RKO Palace theater, 1936
RKO Palace Theatre in New York City, 1936.

Gradually, with anguishing slowness, the lost audience came back to the theater. New Deal relief and make-work programs provided something of a cushion for many destitute Americans who might now treat themselves to a small indulgence. Recognizing how essential movies were to American well-being, some government programs even handed out movie tickets. Radio fans learned to stagger their schedules around favorite programs and found they could partake of two kinds of entertainment without snubbing either one. 

In the last half of 1934, glimmers of daylight peaked through the stygian blackness and, in 1935, the downward trajectory began to reverse itself and tick upward. By the next year, exhibitors dared to hope that the worst was forever behind them. “Pictures came out of a slough of despond in 1936 and with open terrain ahead began to run as though they couldn’t be stopped by a Kansas cyclone,” enthused a year-end wrap-up in Variety.
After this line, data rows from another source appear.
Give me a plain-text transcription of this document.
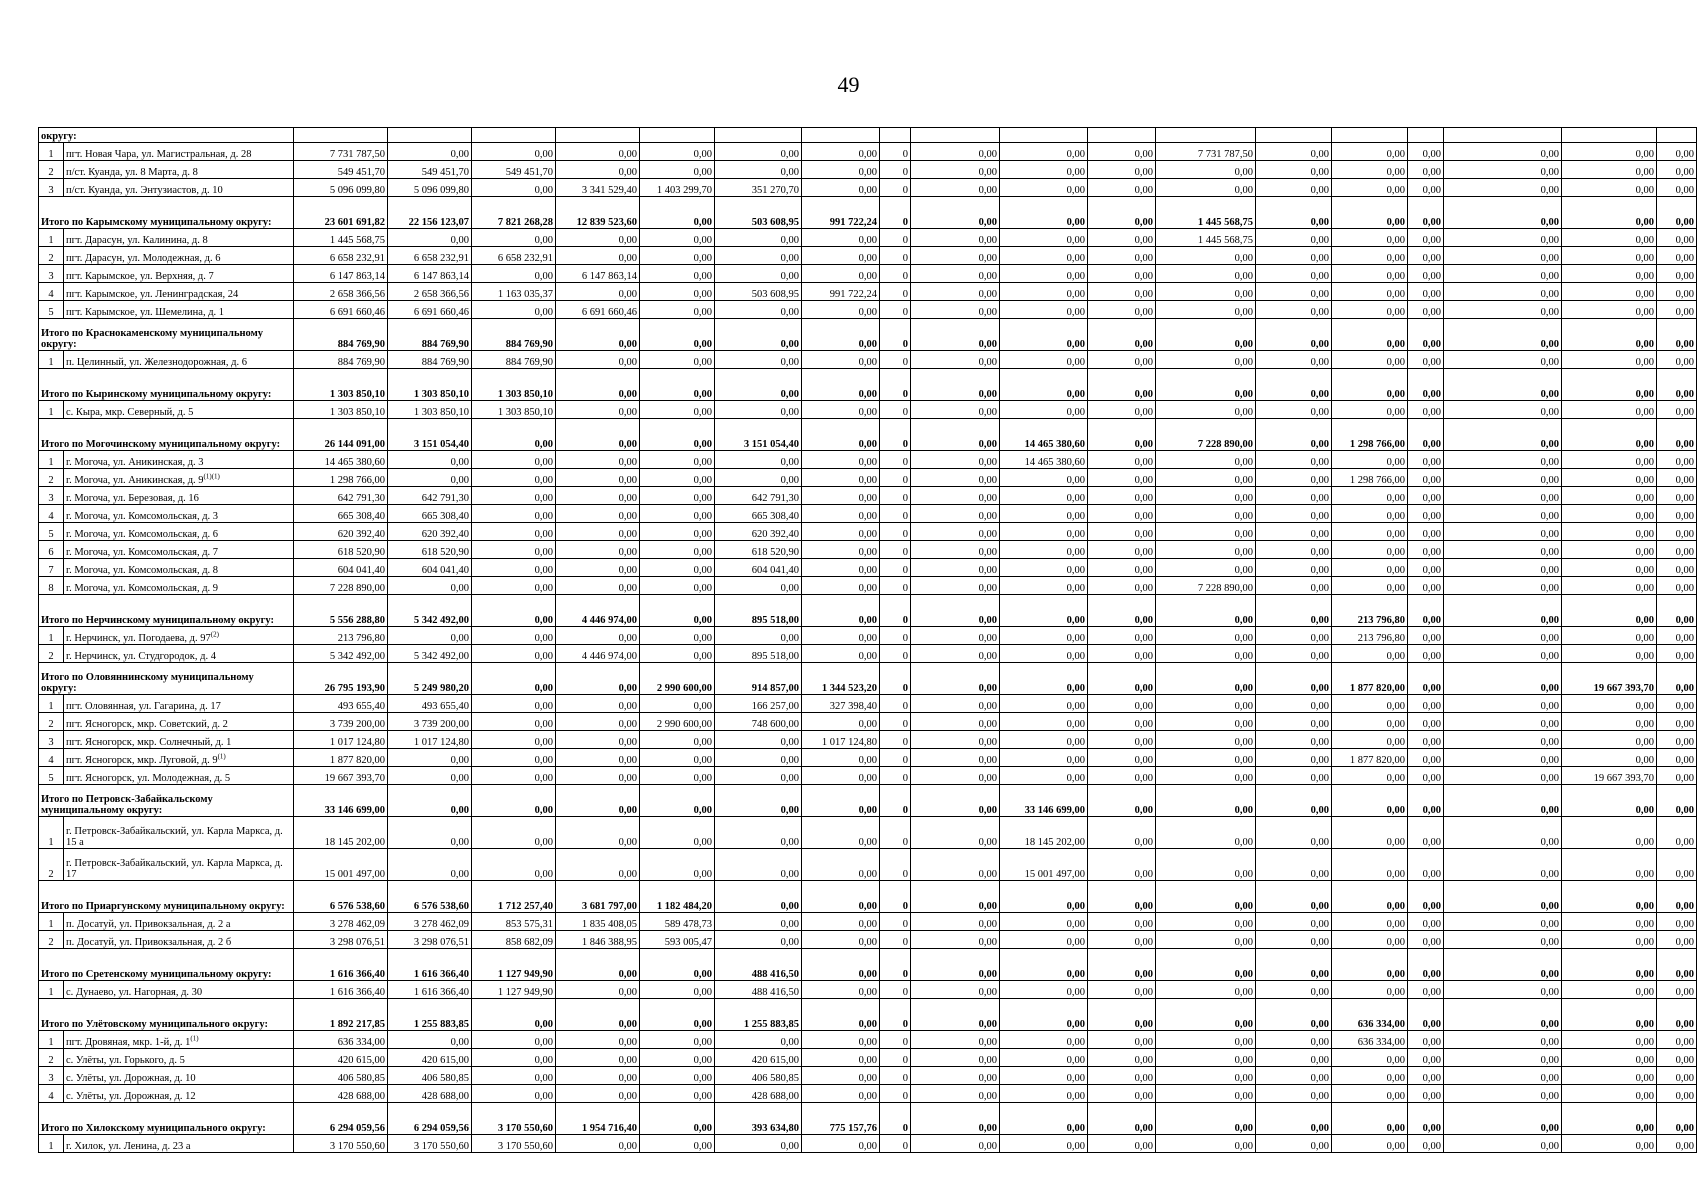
49
округу:																			
1	пгт. Новая Чара, ул. Магистральная, д. 28	7 731 787,50	0,00	0,00	0,00	0,00	0,00	0,00	0	0,00	0,00	0,00	7 731 787,50	0,00	0,00	0,00	0,00	0,00	0,00
2	п/ст. Куанда, ул. 8 Марта, д. 8	549 451,70	549 451,70	549 451,70	0,00	0,00	0,00	0,00	0	0,00	0,00	0,00	0,00	0,00	0,00	0,00	0,00	0,00	0,00
3	п/ст. Куанда, ул. Энтузиастов, д. 10	5 096 099,80	5 096 099,80	0,00	3 341 529,40	1 403 299,70	351 270,70	0,00	0	0,00	0,00	0,00	0,00	0,00	0,00	0,00	0,00	0,00	0,00
Итого по Карымскому муниципальному округу:		23 601 691,82	22 156 123,07	7 821 268,28	12 839 523,60	0,00	503 608,95	991 722,24	0	0,00	0,00	0,00	1 445 568,75	0,00	0,00	0,00	0,00	0,00	0,00
1	пгт. Дарасун, ул. Калинина, д. 8	1 445 568,75	0,00	0,00	0,00	0,00	0,00	0,00	0	0,00	0,00	0,00	1 445 568,75	0,00	0,00	0,00	0,00	0,00	0,00
2	пгт. Дарасун, ул. Молодежная, д. 6	6 658 232,91	6 658 232,91	6 658 232,91	0,00	0,00	0,00	0,00	0	0,00	0,00	0,00	0,00	0,00	0,00	0,00	0,00	0,00	0,00
3	пгт. Карымское, ул. Верхняя, д. 7	6 147 863,14	6 147 863,14	0,00	6 147 863,14	0,00	0,00	0,00	0	0,00	0,00	0,00	0,00	0,00	0,00	0,00	0,00	0,00	0,00
4	пгт. Карымское, ул. Ленинградская, 24	2 658 366,56	2 658 366,56	1 163 035,37	0,00	0,00	503 608,95	991 722,24	0	0,00	0,00	0,00	0,00	0,00	0,00	0,00	0,00	0,00	0,00
5	пгт. Карымское, ул. Шемелина, д. 1	6 691 660,46	6 691 660,46	0,00	6 691 660,46	0,00	0,00	0,00	0	0,00	0,00	0,00	0,00	0,00	0,00	0,00	0,00	0,00	0,00
Итого по Краснокаменскому муниципальному округу:		884 769,90	884 769,90	884 769,90	0,00	0,00	0,00	0,00	0	0,00	0,00	0,00	0,00	0,00	0,00	0,00	0,00	0,00	0,00
1	п. Целинный, ул. Железнодорожная, д. 6	884 769,90	884 769,90	884 769,90	0,00	0,00	0,00	0,00	0	0,00	0,00	0,00	0,00	0,00	0,00	0,00	0,00	0,00	0,00
Итого по Кыринскому муниципальному округу:		1 303 850,10	1 303 850,10	1 303 850,10	0,00	0,00	0,00	0,00	0	0,00	0,00	0,00	0,00	0,00	0,00	0,00	0,00	0,00	0,00
1	с. Кыра, мкр. Северный, д. 5	1 303 850,10	1 303 850,10	1 303 850,10	0,00	0,00	0,00	0,00	0	0,00	0,00	0,00	0,00	0,00	0,00	0,00	0,00	0,00	0,00
Итого по Могочинскому муниципальному округу:		26 144 091,00	3 151 054,40	0,00	0,00	0,00	3 151 054,40	0,00	0	0,00	14 465 380,60	0,00	7 228 890,00	0,00	1 298 766,00	0,00	0,00	0,00	0,00
1	г. Могоча, ул. Аникинская, д. 3	14 465 380,60	0,00	0,00	0,00	0,00	0,00	0,00	0	0,00	14 465 380,60	0,00	0,00	0,00	0,00	0,00	0,00	0,00	0,00
2	г. Могоча, ул. Аникинская, д. $9^{(1)(1)}$	1 298 766,00	0,00	0,00	0,00	0,00	0,00	0,00	0	0,00	0,00	0,00	0,00	0,00	1 298 766,00	0,00	0,00	0,00	0,00
3	г. Могоча, ул. Березовая, д. 16	642 791,30	642 791,30	0,00	0,00	0,00	642 791,30	0,00	0	0,00	0,00	0,00	0,00	0,00	0,00	0,00	0,00	0,00	0,00
4	г. Могоча, ул. Комсомольская, д. 3	665 308,40	665 308,40	0,00	0,00	0,00	665 308,40	0,00	0	0,00	0,00	0,00	0,00	0,00	0,00	0,00	0,00	0,00	0,00
5	г. Могоча, ул. Комсомольская, д. 6	620 392,40	620 392,40	0,00	0,00	0,00	620 392,40	0,00	0	0,00	0,00	0,00	0,00	0,00	0,00	0,00	0,00	0,00	0,00
6	г. Могоча, ул. Комсомольская, д. 7	618 520,90	618 520,90	0,00	0,00	0,00	618 520,90	0,00	0	0,00	0,00	0,00	0,00	0,00	0,00	0,00	0,00	0,00	0,00
7	г. Могоча, ул. Комсомольская, д. 8	604 041,40	604 041,40	0,00	0,00	0,00	604 041,40	0,00	0	0,00	0,00	0,00	0,00	0,00	0,00	0,00	0,00	0,00	0,00
8	г. Могоча, ул. Комсомольская, д. 9	7 228 890,00	0,00	0,00	0,00	0,00	0,00	0,00	0	0,00	0,00	0,00	7 228 890,00	0,00	0,00	0,00	0,00	0,00	0,00
Итого по Нерчинскому муниципальному округу:		5 556 288,80	5 342 492,00	0,00	4 446 974,00	0,00	895 518,00	0,00	0	0,00	0,00	0,00	0,00	0,00	213 796,80	0,00	0,00	0,00	0,00
1	г. Нерчинск, ул. Погодаева, д. 97$^{(2)}$	213 796,80	0,00	0,00	0,00	0,00	0,00	0,00	0	0,00	0,00	0,00	0,00	0,00	213 796,80	0,00	0,00	0,00	0,00
2	г. Нерчинск, ул. Студгородок, д. 4	5 342 492,00	5 342 492,00	0,00	4 446 974,00	0,00	895 518,00	0,00	0	0,00	0,00	0,00	0,00	0,00	0,00	0,00	0,00	0,00	0,00
Итого по Оловяннинскому муниципальному округу:		26 795 193,90	5 249 980,20	0,00	0,00	2 990 600,00	914 857,00	1 344 523,20	0	0,00	0,00	0,00	0,00	0,00	1 877 820,00	0,00	0,00	19 667 393,70	0,00
1	пгт. Оловянная, ул. Гагарина, д. 17	493 655,40	493 655,40	0,00	0,00	0,00	166 257,00	327 398,40	0	0,00	0,00	0,00	0,00	0,00	0,00	0,00	0,00	0,00	0,00
2	пгт. Ясногорск, мкр. Советский, д. 2	3 739 200,00	3 739 200,00	0,00	0,00	2 990 600,00	748 600,00	0,00	0	0,00	0,00	0,00	0,00	0,00	0,00	0,00	0,00	0,00	0,00
3	пгт. Ясногорск, мкр. Солнечный, д. 1	1 017 124,80	1 017 124,80	0,00	0,00	0,00	0,00	1 017 124,80	0	0,00	0,00	0,00	0,00	0,00	0,00	0,00	0,00	0,00	0,00
4	пгт. Ясногорск, мкр. Луговой, д. 9$^{(1)}$	1 877 820,00	0,00	0,00	0,00	0,00	0,00	0,00	0	0,00	0,00	0,00	0,00	0,00	1 877 820,00	0,00	0,00	0,00	0,00
5	пгт. Ясногорск, ул. Молодежная, д. 5	19 667 393,70	0,00	0,00	0,00	0,00	0,00	0,00	0	0,00	0,00	0,00	0,00	0,00	0,00	0,00	0,00	19 667 393,70	0,00
Итого по Петровск-Забайкальскому муниципальному округу:		33 146 699,00	0,00	0,00	0,00	0,00	0,00	0,00	0	0,00	33 146 699,00	0,00	0,00	0,00	0,00	0,00	0,00	0,00	0,00
1	г. Петровск-Забайкальский, ул. Карла Маркса, д. 15 а	18 145 202,00	0,00	0,00	0,00	0,00	0,00	0,00	0	0,00	18 145 202,00	0,00	0,00	0,00	0,00	0,00	0,00	0,00	0,00
2	г. Петровск-Забайкальский, ул. Карла Маркса, д. 17	15 001 497,00	0,00	0,00	0,00	0,00	0,00	0,00	0	0,00	15 001 497,00	0,00	0,00	0,00	0,00	0,00	0,00	0,00	0,00
Итого по Приаргунскому муниципальному округу:		6 576 538,60	6 576 538,60	1 712 257,40	3 681 797,00	1 182 484,20	0,00	0,00	0	0,00	0,00	0,00	0,00	0,00	0,00	0,00	0,00	0,00	0,00
1	п. Досатуй, ул. Привокзальная, д. 2 а	3 278 462,09	3 278 462,09	853 575,31	1 835 408,05	589 478,73	0,00	0,00	0	0,00	0,00	0,00	0,00	0,00	0,00	0,00	0,00	0,00	0,00
2	п. Досатуй, ул. Привокзальная, д. 2 б	3 298 076,51	3 298 076,51	858 682,09	1 846 388,95	593 005,47	0,00	0,00	0	0,00	0,00	0,00	0,00	0,00	0,00	0,00	0,00	0,00	0,00
Итого по Сретенскому муниципальному округу:		1 616 366,40	1 616 366,40	1 127 949,90	0,00	0,00	488 416,50	0,00	0	0,00	0,00	0,00	0,00	0,00	0,00	0,00	0,00	0,00	0,00
1	с. Дунаево, ул. Нагорная, д. 30	1 616 366,40	1 616 366,40	1 127 949,90	0,00	0,00	488 416,50	0,00	0	0,00	0,00	0,00	0,00	0,00	0,00	0,00	0,00	0,00	0,00
Итого по Улётовскому муниципального округу:		1 892 217,85	1 255 883,85	0,00	0,00	0,00	1 255 883,85	0,00	0	0,00	0,00	0,00	0,00	0,00	636 334,00	0,00	0,00	0,00	0,00
1	пгт. Дровяная, мкр. 1-й, д. 1$^{(1)}$	636 334,00	0,00	0,00	0,00	0,00	0,00	0,00	0	0,00	0,00	0,00	0,00	0,00	636 334,00	0,00	0,00	0,00	0,00
2	с. Улёты, ул. Горького, д. 5	420 615,00	420 615,00	0,00	0,00	0,00	420 615,00	0,00	0	0,00	0,00	0,00	0,00	0,00	0,00	0,00	0,00	0,00	0,00
3	с. Улёты, ул. Дорожная, д. 10	406 580,85	406 580,85	0,00	0,00	0,00	406 580,85	0,00	0	0,00	0,00	0,00	0,00	0,00	0,00	0,00	0,00	0,00	0,00
4	с. Улёты, ул. Дорожная, д. 12	428 688,00	428 688,00	0,00	0,00	0,00	428 688,00	0,00	0	0,00	0,00	0,00	0,00	0,00	0,00	0,00	0,00	0,00	0,00
Итого по Хилокскому муниципального округу:		6 294 059,56	6 294 059,56	3 170 550,60	1 954 716,40	0,00	393 634,80	775 157,76	0	0,00	0,00	0,00	0,00	0,00	0,00	0,00	0,00	0,00	0,00
1	г. Хилок, ул. Ленина, д. 23 а	3 170 550,60	3 170 550,60	3 170 550,60	0,00	0,00	0,00	0,00	0	0,00	0,00	0,00	0,00	0,00	0,00	0,00	0,00	0,00	0,00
The remainder of the 1930s tracked a rising graph of prosperity that, during the war years, shot off the charts. Homefront Americans, loaded with discretionary income for the first time since 1929 and with no consumer goods or flank steaks to spend it on, flocked to the movies as if radio never existed. The postwar horizon looked even more promising. In 1946, Hollywood was flush and fat, at the height of its powers as an art and an industry with 90 million moviegoers a week filling the theaters.

Only a few Cassandras in the exhibit end of the business worried about the competition from another newly available broadcasting medium.